One theory has Davis plotting terrorist attacks in Pakistan with the help of insurgents, while another presumes a massive operation by U.S. forces to either rescue or eliminate the man dubbed “the American Rambo” by the Nation, a Pakistani newspaper. A man who sued former President George W. Bush for $165 trillion a few years ago also claims that Davis was in the country to terrorize him and force him to withdraw his suit.

His prison conditions have also attracted scrutiny with some positing that he went on a hunger strike and others alleging that he committed blasphemy — a potentially capital offense here — after being woken up by the morning prayer call.

“These are among a number of outlandish conspiracy theories that we’ve seen in the media,” a U.S. government official told GlobalPost. “There is no truth to these stories.”

Speculation is not necessarily misguided. Quickly after news of the shooting emerged, many Pakistani observers assumed Davis was not a diplomat but an undercover agent.
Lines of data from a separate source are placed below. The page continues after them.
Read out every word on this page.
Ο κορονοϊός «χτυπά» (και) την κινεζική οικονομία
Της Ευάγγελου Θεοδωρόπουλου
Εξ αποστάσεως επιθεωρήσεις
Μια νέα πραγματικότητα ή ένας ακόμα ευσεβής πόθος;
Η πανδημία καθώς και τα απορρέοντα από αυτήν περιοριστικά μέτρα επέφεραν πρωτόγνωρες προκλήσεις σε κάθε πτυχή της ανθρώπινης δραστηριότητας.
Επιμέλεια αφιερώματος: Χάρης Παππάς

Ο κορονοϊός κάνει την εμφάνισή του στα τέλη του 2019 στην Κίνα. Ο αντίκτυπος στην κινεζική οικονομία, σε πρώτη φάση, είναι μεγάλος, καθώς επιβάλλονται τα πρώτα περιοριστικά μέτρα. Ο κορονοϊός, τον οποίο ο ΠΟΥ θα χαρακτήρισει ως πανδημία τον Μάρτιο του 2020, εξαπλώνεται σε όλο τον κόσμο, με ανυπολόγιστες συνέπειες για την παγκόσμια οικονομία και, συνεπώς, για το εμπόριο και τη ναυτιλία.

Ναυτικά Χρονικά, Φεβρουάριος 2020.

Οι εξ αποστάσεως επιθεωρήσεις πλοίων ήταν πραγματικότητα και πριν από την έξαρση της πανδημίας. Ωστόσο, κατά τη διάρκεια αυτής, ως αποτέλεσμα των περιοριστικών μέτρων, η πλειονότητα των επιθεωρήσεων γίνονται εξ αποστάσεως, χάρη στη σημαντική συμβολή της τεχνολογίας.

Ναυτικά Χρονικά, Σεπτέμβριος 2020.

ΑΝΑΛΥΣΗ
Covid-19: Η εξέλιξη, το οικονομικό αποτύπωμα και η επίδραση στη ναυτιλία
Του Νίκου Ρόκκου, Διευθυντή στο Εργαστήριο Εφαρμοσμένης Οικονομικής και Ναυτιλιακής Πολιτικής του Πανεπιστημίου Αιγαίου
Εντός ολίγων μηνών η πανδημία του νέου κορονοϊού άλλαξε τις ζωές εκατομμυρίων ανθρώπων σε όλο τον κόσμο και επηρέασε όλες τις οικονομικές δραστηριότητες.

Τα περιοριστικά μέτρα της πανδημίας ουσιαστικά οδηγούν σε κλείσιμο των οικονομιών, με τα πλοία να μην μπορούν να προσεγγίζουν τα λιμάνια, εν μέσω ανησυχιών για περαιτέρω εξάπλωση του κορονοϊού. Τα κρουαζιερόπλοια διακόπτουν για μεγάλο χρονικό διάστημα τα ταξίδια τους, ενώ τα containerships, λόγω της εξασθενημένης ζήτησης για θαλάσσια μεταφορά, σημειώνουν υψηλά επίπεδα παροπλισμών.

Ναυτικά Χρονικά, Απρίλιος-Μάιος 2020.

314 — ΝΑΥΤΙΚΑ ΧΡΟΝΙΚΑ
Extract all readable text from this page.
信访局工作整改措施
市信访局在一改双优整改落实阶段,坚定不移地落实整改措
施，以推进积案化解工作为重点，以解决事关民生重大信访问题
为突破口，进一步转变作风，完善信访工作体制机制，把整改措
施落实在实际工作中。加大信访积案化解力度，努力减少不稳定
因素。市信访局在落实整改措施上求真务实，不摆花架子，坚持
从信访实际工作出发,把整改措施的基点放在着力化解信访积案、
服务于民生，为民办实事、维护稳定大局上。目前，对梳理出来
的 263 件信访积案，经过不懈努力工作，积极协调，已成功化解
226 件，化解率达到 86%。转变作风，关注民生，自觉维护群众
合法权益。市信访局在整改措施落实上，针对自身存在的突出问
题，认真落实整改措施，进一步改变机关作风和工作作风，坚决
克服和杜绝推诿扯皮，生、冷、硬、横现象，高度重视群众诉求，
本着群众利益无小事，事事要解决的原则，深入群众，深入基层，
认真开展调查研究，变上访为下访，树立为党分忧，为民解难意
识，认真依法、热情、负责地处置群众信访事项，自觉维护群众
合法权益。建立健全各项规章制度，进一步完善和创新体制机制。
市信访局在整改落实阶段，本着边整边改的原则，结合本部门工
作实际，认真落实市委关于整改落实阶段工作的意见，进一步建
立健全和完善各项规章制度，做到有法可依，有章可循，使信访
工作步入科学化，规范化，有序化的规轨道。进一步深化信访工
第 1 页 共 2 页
U.S. officials confirmed this week that Davis, a former member of U.S. special forces, worked for the C.I.A.

The Davis incident has already caused relations between the United States and Pakistan to plunge to a new low, although the U.S. government has said it would not stop its aid program to its strategic ally over the diplomatic row. But between Americans who insist Davis is protected by his diplomatic immunity and a weak Pakistani government under pressure from religious groups calling for Davis’ head, a quick solution doesn’t seem to be in the offing.

But the seriousness of the situation has not prevented all from keeping their sense of humor. A former director general of Pakistan’s intelligence services rated Davis “zero” as a spy for his lack of discretion but gave him good marks for his marksmanship.

Meanwhile Saad Haroon, a local comedian, thought of a new sitcom inspired by recent events. Its title? “Everybody hates Raymond.”